Sayın Maro, söyleşiniz şöyle başlıyor:

"…kendiliğinden açılan ilk konu Devlet Tiyatroları oldu ve ben gayrı ihtiyari teybin düğmesine bastım, gerisine karışmadım diyebilirim."

Şimdi, gözümün önüne getirmeye çalışıyorum olayı! Siz gidiyorsunuz kafeye, hoş geldin-beş gittin, çaylar-kahveler söyleniyor ve birden, Bay Bilginer başlıyor konuşmaya, öyle durduk yerde… "Eniştem beni niye öptü?", misali!:

"Benim en çok canımı sıkan nedir biliyor musunuz? Kimsenin Devlet Tiyatroları konusunda herhangi bir şey yazmaması. Hiç kimse 'Bu kadar kepazelik olur mu? Böyle bir kurum olur mu?' diye yazmadı Türkiye’de."

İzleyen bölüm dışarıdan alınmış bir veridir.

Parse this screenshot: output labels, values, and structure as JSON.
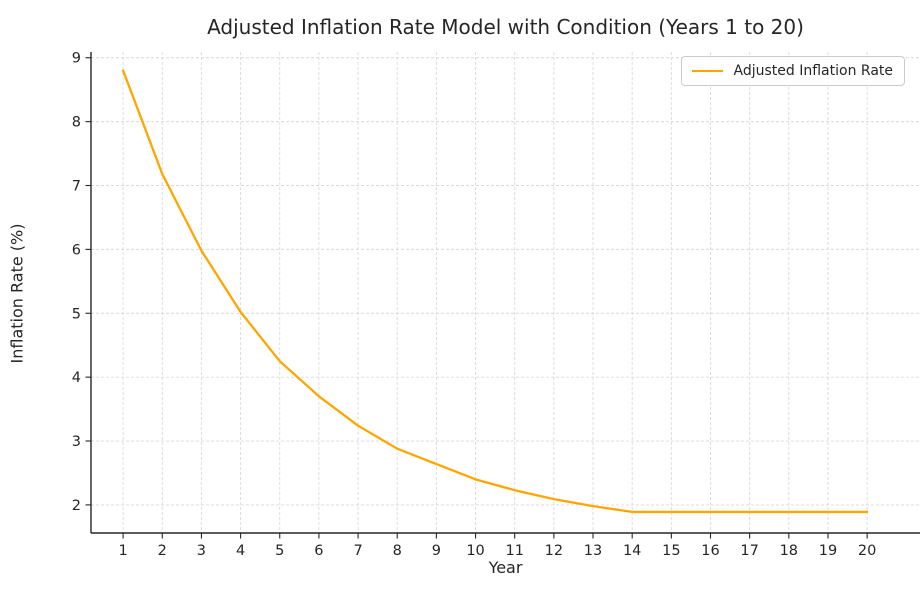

Siz de "gayrı ihtiyari" basıyorsunuz teybinizin düğmesine, akıp gidiyor konuşma! İnanın çok garip. Yani öylesine, şuursuzca bir başlangıç... Sonra da olduğu gibi dergiye aktarmak, söylenenleri! Küfür, beddua, yalan, dolan. Aslında bu şuursuzluk içinde normal karşılamak gerekir belki, ama yine de söylemeden edemeyeceğim. Bay Bilginer, böylesine 'yaşamının merkezine koyduğu' sorunsala biraz ilgisiz galiba. Kimse DT hakkında bir şey yazmıyor, "nedir bu kepazelik!" demiyor diye çok sinirlenmiş. A'cık okusa, baksa sağa sola görecek ki bir kısım cemaat ehli, bir kısım sağ liberal kalemşor, bir kısım dönek liboş, bir kısım iktidar yalakası, bir kısım medya, bir kısım meslek erbabı, bir kısım da cahil/şuursuz, bu konuda Haluk Bey'in yüreğini ferahlatacak kadar ağır ve ahlaksızca -sözüm meclisten dışarı- yazılarla, yalan yanlış, düzmece dayanaklarla, kulaktan dolma bilgilerle DT'yi karalamakta, kapatılmasını istemektedirler! Diyelim ki, Bay Bilginer -DT'ye öfkesi gözünü kararttığı için- göremedi yazılanları. Siz, gazeteci olarak uyarsaydınız ya! Söyleşiniz anlamlı olsun, değerli olsun…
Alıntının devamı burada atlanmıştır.